Par pure et saine curiosité, je me suis intéressée à la « Guérite du Bagne », située à « Peume », à proximité des lieux-dits « La Pérelle », « La Goutte aux Bœufs ». Cette histoire est tellement extraordinaire et originale !
La Guérite est une petite maison de deux pièces datant de 1904 sans eau courante (une petite source derrière la maison fournissait l'eau), ni électricité avec une grande cave pittoresque et un petit appentis qui abritait les deux chèvres de la Thérèse. Des voisins pour les déranger ? Nenni, la Guérite est isolée au milieu de nulle part dans une clairière entourée d'arbres. Y vivaient deux tailleurs de pierre : Jacques Ducourthial né le 7 février 1861 à Saint-Hilaire, canton de Pionsat dans le Puy-de-Dôme (administrativement, depuis 1915, le canton de Pionsat -arrondissement de Riom- a été supprimé et rattaché à celui de Saint-Éloy-les-Mines) et décédé le 21 juillet 1924 ainsi que son compagnon Michaud. Est venue s'adjoindre au couple de tailleurs de pierre une femme, Thérèse Massonnaud dite « la Thérèse » née le 9 mars 1854 à Châtres commune de Chateauponsac (Haute-Vienne) et décédée à Ajain (Creuse) le 21 avril 1950 à l'âge de 96 ans.
Les hommes vivaient de leur travail, de la taille de la pierre, la Thérèse de la vente de ses fromages de chèvre, ils n'avaient aucun confort mais probablement qu'ils étaient heureux !
Après le décès de Jacques Ducourthial, donc après juillet 1924, Michaud son fidèle compagnon a disparu et je ne sais ni pourquoi, ni où il est parti. Quelques années se sont passées, la Thérèse vivait seule à la Guérite quand elle a eu l'idée d'y créer un café pour les visiteurs de passage, les bûcherons, les chasseurs … Le vin clairet attendait les clients et lorsqu'elle s'absentait pour ses chèvres, elle laissait un mot sur la porte :
« Thérèse revient. Elle est allée mener ses chèvres au champ ».
Le bouche à oreille a fonctionné, de plus en plus de monde s'est mis à fréquenter la Guérite, des fêtes ont été organisées, des fêtes animées par l'Espérance de Roches comme en témoigne cette photo prise par Louis Gravet, le photographe de Glénic, le 26 mai 1933.

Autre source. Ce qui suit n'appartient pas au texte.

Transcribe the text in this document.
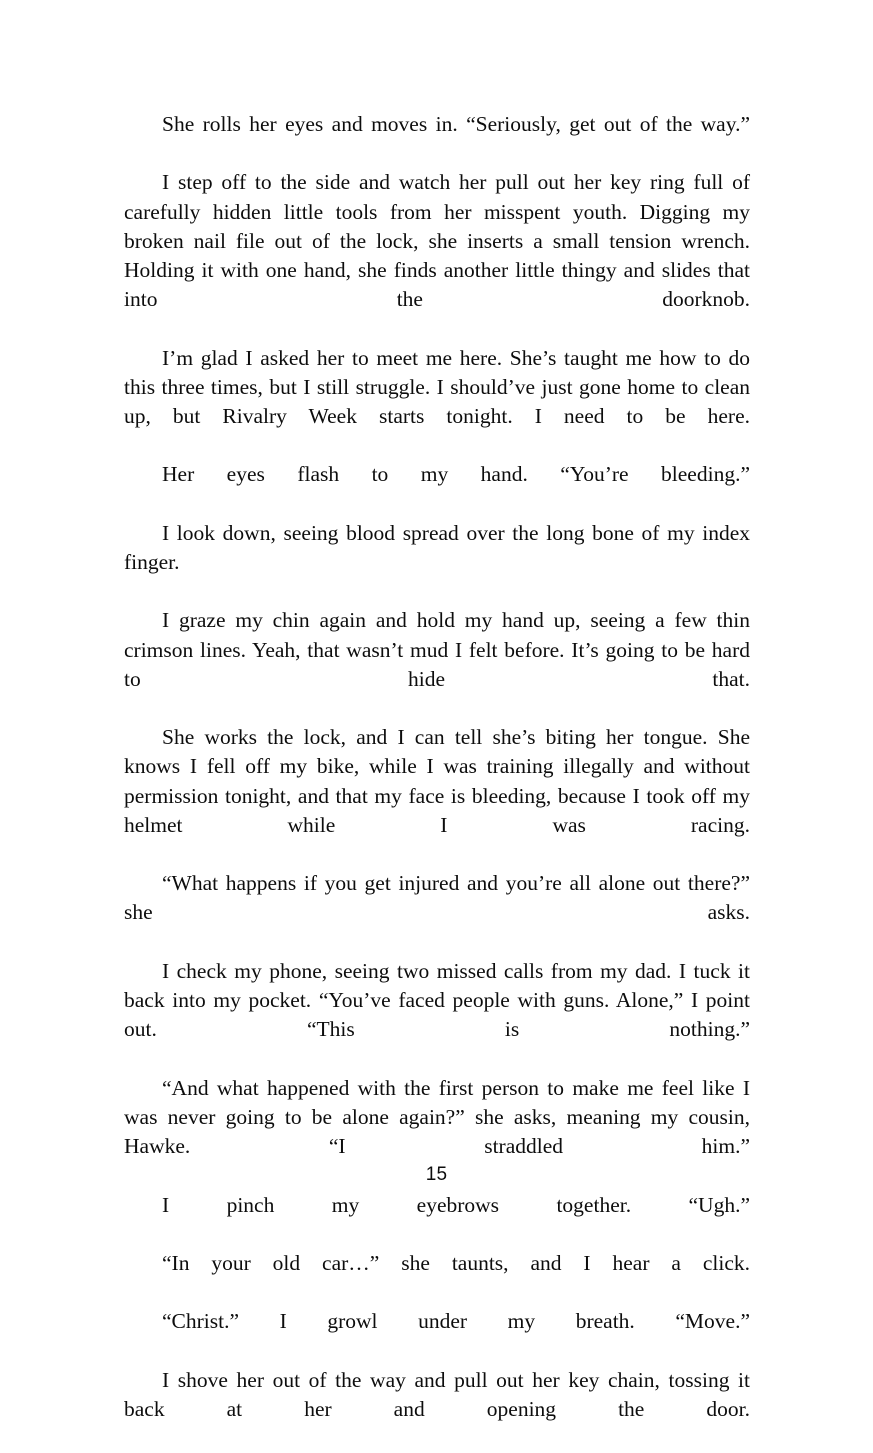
She rolls her eyes and moves in. “Seriously, get out of the way.”

I step off to the side and watch her pull out her key ring full of carefully hidden little tools from her misspent youth. Digging my broken nail file out of the lock, she inserts a small tension wrench. Holding it with one hand, she finds another little thingy and slides that into the doorknob.

I’m glad I asked her to meet me here. She’s taught me how to do this three times, but I still struggle. I should’ve just gone home to clean up, but Rivalry Week starts tonight. I need to be here.

Her eyes flash to my hand. “You’re bleeding.”

I look down, seeing blood spread over the long bone of my index finger.

I graze my chin again and hold my hand up, seeing a few thin crimson lines. Yeah, that wasn’t mud I felt before. It’s going to be hard to hide that.

She works the lock, and I can tell she’s biting her tongue. She knows I fell off my bike, while I was training illegally and without permission tonight, and that my face is bleeding, because I took off my helmet while I was racing.

“What happens if you get injured and you’re all alone out there?” she asks.

I check my phone, seeing two missed calls from my dad. I tuck it back into my pocket. “You’ve faced people with guns. Alone,” I point out. “This is nothing.”

“And what happened with the first person to make me feel like I was never going to be alone again?” she asks, meaning my cousin, Hawke. “I straddled him.”

I pinch my eyebrows together. “Ugh.”

“In your old car…” she taunts, and I hear a click.

“Christ.” I growl under my breath. “Move.”

I shove her out of the way and pull out her key chain, tossing it back at her and opening the door.

15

Toutes ces personnes sont aujourd'hui décédées mais certains de leurs descendants ou d'autres qui les ont connues m'ont permis d'identifier 25 personnes de la photo. Il me manque la personne n°20 et la n°25. Par hasard connaîtriez-vous leur nom ? Ai-je fait une erreur dans l'orthographe des noms ? Avez-vous des anecdotes sur la Guérite ?
J'ai trouvé cette photo (qui date de 1933 et donc libre de droits) sur le site qui répertorie les photos de Louis Gravet. Ce site est libre d'accès. On peut voir le photographe sur cette photo tout près de Thérèse Massonnaud sous le n°13.
La Guérite respire la joie de vivre, le bonheur, le plaisir d'être ensemble, celui de partager... et lorsque j'y vais (toujours avec plaisir!), je ne peux m'empêcher de penser qu'il y a eu une vie au milieu de ces arbres, une vie festive, que les « clients de l'époque » y ont dansé, y ont chanté, qu'ils s'y sont amusés, qu'ils y ont fait la fête … Le personnage marqué n°23 et qui porte le nom de « Dunot » (son prénom ? Je ne sais) y montait des parquets pour danser.
J. Bouchet, ancien instituteur de Roches a écrit un très joli poème en août 1922 sur la guérite du Bagne :
Peume ! Peume ! Où souffle un vent glacial
Tu n'as pas effrayé ce brave Ducourthial
Sur ton âpre colline
Thérèse Massonaud
En servant la chopine
Élève ses chevreaux
Chasseurs et amoureux viennent à la Pérelle
Dans l'espoir d'y trouver la douce tourterelle
Par l'orage et la pluie, on entre à la Guérite
En compagnie d'un chien ou bien de Marguerite
On goûte au vin clairet, on boit le lait mousseux
Et puis l'on s'en revient par les sentiers herbeux.
Dans le blog du « Bistrot des Sports », Louis Camblor nous a fait partager un article intitulé « La Guérite du bagne relookée ». Parce que voici l'état de destruction dans lequel était tombé cette maison qui date de 1904: la végétation avait tout envahi, portes et fenêtres étaient en ruine, les toitures également...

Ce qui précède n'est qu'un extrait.